Okay, so I returned from the National Trust conference in Austin last night, and I’m reeling. In a really good way. Here’s the thing about this field: it’s SO DIFFERENT from city to city and culture to culture. I probably shouldn’t travel as much as I do on my budget, but hell, there’s no other way to understand the scope of preservation work. And I mean yeah, it’s fun. I was only able to see a handful of seminars at the conference, but they couldn’t have been more varied and inspiring in their contrasts and similarities. I really, really love my field and the fact that it’s so impossible to sum up. I also really, really (really) love Torchy’s Tacos.
The sessions I attended included: There’s no place like Houston, Creative Solutions and Self-Determination for Historic Preservation; The Urban Density Debate: Good Density, Bad Density, and the Role of Preservation; Preservation Strategies in Low-income Urban Neighborhoods; Austin Modern; Rethinking How We Nominate Large Cultural Landscapes to the National Register of Historic Places; and What Happens When Dates Don’t Matter (debating the 50-year rule)”
Yeah, really all over the place. I was, as always, incredibly impressed with Preservation Green Lab, its Urban Density Debate and really all of their efforts to come up with and conduct meaningful studies and analysis of how we use places and spaces. These kinds of studies are essential to justifying the existence of older buildings, as they helped to measure the public response to them, basically arguing that the public at large knows a thing or two that developers may not. This is also crucial in the wake of green building trends, which aim to quantify everything as a way to elevate and distinguish these buildings from others.
Another lecture that I found interesting touched upon Aspen, Colorado’s preservation of 1960s (and beyond) structures that really define that area of the state. The system used to measure the buildings’ historic integrity and the impact of changes over time via a point-based rating system—a system similar to a green building rating system. This is called the Aspen Modern scoring system and also allows for perks like expedited permits. While there are thresholds that must be met to qualify for landmark designation, the system doesn’t document any social history or other less visible aspects of the architecture. It was interesting to see preservation groups taking cues from the green building movement, however, and I’m really curious to see where this kind of system goes, as it is still in the experimental phases.

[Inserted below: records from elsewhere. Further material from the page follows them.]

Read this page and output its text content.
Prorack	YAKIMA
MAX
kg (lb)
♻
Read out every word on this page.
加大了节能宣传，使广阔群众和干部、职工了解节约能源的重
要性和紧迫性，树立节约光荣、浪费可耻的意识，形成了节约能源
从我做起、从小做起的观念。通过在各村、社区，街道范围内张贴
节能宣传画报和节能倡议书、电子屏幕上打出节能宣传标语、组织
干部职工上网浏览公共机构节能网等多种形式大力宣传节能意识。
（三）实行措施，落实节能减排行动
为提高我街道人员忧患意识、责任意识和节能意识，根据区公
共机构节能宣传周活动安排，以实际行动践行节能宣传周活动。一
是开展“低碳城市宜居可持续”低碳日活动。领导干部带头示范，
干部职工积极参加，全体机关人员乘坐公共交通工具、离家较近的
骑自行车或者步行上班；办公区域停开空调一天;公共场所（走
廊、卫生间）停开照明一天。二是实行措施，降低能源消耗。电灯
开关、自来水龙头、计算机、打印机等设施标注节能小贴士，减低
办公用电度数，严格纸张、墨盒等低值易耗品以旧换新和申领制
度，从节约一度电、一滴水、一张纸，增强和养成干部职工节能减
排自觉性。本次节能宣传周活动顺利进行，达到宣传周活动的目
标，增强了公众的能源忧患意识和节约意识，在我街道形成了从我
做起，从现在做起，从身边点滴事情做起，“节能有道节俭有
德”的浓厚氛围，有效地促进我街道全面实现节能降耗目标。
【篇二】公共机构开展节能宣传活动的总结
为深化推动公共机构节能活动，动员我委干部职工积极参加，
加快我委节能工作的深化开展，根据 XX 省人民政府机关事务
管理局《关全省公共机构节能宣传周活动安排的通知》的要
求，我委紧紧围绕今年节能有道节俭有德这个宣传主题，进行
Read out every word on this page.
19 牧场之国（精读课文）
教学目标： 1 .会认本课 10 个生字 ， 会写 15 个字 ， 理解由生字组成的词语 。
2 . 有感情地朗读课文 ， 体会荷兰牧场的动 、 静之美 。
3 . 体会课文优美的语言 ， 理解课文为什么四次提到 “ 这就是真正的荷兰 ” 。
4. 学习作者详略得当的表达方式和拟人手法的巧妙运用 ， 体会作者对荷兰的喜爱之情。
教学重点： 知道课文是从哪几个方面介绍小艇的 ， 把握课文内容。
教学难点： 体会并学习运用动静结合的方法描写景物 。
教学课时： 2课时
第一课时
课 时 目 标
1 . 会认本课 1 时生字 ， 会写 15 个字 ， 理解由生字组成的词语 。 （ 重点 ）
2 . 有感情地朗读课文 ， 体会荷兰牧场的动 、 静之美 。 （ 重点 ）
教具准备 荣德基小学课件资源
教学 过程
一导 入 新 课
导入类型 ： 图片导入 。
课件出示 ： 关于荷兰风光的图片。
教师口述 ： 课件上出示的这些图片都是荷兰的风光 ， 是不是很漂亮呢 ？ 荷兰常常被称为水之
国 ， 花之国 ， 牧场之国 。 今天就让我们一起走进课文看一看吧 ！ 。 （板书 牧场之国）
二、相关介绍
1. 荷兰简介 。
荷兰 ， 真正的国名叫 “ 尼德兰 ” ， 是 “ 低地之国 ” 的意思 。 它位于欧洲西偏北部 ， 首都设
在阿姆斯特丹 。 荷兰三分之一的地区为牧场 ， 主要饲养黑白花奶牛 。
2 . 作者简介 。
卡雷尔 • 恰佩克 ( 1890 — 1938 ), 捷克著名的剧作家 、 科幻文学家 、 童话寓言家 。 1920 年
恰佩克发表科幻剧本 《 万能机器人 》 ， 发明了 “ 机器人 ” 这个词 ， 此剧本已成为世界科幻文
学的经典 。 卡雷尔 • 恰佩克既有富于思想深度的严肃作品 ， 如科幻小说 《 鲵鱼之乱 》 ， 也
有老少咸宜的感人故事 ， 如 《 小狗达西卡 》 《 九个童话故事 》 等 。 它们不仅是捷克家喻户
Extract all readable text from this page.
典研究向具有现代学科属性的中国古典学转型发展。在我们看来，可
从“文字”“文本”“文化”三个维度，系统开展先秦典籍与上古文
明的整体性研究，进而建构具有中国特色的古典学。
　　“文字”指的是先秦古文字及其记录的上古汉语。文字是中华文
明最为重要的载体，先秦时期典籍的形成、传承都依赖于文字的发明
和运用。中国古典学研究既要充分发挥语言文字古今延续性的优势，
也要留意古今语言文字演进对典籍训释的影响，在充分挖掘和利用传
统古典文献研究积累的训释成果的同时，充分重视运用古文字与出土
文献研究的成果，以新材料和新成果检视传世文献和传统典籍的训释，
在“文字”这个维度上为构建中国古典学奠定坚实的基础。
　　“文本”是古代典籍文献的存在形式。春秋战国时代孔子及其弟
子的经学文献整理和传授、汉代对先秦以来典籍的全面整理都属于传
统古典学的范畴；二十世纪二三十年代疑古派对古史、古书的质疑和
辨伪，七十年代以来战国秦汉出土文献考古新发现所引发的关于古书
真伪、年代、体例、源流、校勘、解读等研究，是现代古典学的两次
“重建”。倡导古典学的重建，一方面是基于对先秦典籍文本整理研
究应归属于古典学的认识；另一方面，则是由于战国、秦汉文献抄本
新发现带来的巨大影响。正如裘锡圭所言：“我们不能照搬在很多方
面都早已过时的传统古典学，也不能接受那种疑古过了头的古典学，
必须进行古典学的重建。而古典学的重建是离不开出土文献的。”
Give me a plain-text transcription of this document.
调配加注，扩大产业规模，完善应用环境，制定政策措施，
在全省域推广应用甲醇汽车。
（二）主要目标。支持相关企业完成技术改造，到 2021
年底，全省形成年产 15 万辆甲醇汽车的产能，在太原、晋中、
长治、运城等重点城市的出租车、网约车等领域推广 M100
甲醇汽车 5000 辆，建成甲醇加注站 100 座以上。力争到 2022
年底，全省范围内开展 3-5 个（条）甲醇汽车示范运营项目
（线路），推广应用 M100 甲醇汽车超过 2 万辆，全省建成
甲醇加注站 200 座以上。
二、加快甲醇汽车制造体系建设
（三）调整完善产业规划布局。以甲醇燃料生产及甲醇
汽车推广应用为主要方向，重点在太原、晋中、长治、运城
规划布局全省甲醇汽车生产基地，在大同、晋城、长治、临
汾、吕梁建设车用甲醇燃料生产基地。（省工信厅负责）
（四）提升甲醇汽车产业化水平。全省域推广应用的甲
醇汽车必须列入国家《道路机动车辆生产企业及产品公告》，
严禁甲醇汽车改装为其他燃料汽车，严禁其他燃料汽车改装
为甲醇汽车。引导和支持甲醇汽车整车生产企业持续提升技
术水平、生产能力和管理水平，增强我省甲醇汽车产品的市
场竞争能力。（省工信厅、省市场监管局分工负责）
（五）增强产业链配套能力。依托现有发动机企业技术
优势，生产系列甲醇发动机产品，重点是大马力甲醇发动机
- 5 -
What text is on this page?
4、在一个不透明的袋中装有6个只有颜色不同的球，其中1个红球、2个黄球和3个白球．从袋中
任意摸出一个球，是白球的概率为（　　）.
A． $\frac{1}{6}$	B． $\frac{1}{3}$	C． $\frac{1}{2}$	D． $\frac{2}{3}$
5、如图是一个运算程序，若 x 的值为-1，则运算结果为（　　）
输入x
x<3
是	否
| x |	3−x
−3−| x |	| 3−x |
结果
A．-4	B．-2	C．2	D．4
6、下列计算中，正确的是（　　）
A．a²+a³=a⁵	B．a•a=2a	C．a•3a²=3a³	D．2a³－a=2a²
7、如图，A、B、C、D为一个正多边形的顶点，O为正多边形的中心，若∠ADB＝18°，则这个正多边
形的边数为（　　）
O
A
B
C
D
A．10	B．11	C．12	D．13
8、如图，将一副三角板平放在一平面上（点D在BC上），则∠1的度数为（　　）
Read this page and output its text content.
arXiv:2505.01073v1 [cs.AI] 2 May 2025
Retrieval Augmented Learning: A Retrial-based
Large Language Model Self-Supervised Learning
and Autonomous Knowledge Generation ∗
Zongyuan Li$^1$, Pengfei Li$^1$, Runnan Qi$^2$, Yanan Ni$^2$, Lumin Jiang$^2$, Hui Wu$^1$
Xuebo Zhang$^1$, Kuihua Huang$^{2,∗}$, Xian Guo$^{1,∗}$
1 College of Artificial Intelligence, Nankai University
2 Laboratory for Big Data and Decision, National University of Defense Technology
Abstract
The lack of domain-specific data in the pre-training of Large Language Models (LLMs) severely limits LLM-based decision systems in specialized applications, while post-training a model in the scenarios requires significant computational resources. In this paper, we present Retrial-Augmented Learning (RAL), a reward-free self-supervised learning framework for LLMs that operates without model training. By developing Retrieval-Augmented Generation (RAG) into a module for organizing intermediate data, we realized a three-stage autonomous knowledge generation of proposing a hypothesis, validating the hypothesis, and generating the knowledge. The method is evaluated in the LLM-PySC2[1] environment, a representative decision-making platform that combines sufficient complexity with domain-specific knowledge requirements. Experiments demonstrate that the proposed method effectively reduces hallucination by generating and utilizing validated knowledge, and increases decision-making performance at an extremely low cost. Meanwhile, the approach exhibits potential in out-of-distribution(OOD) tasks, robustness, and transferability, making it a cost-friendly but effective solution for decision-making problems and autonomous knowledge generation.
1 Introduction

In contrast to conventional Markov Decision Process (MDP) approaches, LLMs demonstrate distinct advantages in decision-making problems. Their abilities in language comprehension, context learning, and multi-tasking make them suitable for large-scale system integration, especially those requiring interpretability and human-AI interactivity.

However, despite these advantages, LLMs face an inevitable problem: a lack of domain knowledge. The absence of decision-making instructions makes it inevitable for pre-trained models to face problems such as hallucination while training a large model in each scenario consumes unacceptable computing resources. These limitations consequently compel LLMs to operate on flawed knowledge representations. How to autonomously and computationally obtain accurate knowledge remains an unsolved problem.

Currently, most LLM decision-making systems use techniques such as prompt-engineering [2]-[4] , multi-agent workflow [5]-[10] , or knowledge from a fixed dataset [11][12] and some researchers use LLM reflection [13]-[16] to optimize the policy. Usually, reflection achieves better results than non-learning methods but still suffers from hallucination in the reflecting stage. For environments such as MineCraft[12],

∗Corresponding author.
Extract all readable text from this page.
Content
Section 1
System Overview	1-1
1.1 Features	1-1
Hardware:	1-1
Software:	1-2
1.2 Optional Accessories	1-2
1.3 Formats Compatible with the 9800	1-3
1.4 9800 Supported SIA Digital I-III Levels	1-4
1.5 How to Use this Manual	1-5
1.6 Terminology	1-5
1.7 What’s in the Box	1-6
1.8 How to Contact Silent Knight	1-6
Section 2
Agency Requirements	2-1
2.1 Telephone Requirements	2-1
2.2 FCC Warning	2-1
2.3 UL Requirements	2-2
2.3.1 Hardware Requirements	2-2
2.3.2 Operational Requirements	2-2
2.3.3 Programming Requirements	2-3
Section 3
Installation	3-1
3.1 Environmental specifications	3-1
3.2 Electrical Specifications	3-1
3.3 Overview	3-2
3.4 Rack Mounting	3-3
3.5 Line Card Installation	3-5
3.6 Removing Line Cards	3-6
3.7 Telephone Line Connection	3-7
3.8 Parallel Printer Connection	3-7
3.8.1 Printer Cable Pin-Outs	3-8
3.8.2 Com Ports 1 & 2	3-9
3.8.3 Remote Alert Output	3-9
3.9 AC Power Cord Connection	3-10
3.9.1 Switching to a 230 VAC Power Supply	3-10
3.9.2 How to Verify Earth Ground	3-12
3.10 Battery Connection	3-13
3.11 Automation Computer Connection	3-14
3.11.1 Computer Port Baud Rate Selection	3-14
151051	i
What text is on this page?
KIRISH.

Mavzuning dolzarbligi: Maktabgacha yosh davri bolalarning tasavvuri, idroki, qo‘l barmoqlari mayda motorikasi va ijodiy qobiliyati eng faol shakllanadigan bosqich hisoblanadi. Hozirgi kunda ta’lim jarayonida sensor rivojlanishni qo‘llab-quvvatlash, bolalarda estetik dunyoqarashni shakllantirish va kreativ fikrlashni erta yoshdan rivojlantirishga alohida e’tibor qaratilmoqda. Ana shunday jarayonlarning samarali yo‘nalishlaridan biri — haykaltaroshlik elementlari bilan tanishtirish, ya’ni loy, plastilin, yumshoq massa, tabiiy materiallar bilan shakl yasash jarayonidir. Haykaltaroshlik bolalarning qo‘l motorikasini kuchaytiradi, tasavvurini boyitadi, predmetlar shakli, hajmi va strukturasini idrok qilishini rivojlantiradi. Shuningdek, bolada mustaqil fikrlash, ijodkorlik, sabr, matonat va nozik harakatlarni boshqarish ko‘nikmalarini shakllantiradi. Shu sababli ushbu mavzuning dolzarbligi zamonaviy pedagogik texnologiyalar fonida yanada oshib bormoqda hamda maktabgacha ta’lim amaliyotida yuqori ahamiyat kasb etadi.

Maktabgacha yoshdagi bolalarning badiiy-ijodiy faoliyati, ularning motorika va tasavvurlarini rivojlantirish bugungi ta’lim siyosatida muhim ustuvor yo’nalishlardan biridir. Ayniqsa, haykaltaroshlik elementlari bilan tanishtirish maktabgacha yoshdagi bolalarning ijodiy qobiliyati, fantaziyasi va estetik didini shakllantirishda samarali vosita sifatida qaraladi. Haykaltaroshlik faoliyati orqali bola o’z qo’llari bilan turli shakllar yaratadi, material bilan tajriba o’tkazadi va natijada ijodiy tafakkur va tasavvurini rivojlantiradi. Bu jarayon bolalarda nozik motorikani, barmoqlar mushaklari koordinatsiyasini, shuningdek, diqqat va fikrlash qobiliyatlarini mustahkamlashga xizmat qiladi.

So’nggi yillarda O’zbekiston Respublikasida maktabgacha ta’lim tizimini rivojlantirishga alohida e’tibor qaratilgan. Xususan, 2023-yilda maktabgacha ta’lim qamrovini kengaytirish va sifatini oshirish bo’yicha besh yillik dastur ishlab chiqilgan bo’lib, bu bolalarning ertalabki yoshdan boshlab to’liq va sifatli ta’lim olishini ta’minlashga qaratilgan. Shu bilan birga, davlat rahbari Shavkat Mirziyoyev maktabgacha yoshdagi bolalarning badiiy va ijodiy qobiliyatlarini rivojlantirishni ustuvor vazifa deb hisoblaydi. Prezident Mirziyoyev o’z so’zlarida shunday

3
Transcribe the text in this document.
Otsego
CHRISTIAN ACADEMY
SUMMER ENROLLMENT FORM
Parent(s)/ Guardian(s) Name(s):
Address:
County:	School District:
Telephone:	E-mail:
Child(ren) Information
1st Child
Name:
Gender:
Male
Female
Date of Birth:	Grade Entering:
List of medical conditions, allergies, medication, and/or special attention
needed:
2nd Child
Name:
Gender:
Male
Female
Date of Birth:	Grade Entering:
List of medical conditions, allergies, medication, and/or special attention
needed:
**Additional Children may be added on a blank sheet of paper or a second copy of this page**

And then, things got romantic. People were LITERALLY CRYING at the Preservation Strategies in Low-income Urban Neighborhoods session as videos rolled out of the demolition of the beloved La Gloria building in San Antonio. Several community activists involved in the battle took the stage and one described how the bulldozers couldn’t get through all of the concrete that made the structure–in fact, 2 or 3 wrecking balls had to be replaced from all the hard work
(talk about sustainability). Ultimately, the speaker simply said, “the building was fighting back.” And oh my god, it totally was, and while the video about the battle to save this building was playing, some members of the audience literally shook with every swing of the bulldozer. This was a site where every Conjunto musician (yeah, I didn’t know what it was either, but after this lecture, I was outraged—outraged!—that anyone would ever do anything to hinder it) worth his/her weight in salt had played and a huge part of the local community. For the latest battle for a similar venue in South Texas called the Lermas Night Club, see here.
Another heart wrenching session focused on public murals and their importance to their communities—how they are crucial as a form of positive expression, historic documentation, and local engagement. Murals are a tricky preservation issue as they are kind of their own thing, and often done on private, potentially historic buildings, but hell, you just had to care and want them to stay once the images and stories started rolling out. One mural featured was The Great Wall of Los Angeles, where one of the slogans on the website proclaims “we are architects of social justice.” Also, I just have to say, the Los Angeles Conservancy is amazing. I had no idea I even liked Los Angeles until I saw the kinds of work their Community Outreach Coordinator was doing.
Bottom line: preservationists got into preservation because they got emotional about architecture, even if most preservation jobs end up being rather repetitious and political. I get emotional about the stuff that gets torn down for soulless crap on a daily basis, but understand the need for both concrete facts that can affect policy, and the rallying of the troops in an outcry of cultural decimation and gentrification. We need them both if this field is to continue because stats aren’t enough to fire people up for an extended period of time, and emotions don’t always stop the bulldozers, even when the building fights back. Beyond this, what a fortunate thing to be able to engage poets, scientists and artists in a single passion to protect the built environment. My god, why isn’t this movement millions strong?
So yes, I love my field. That is to say, I love all of my fields.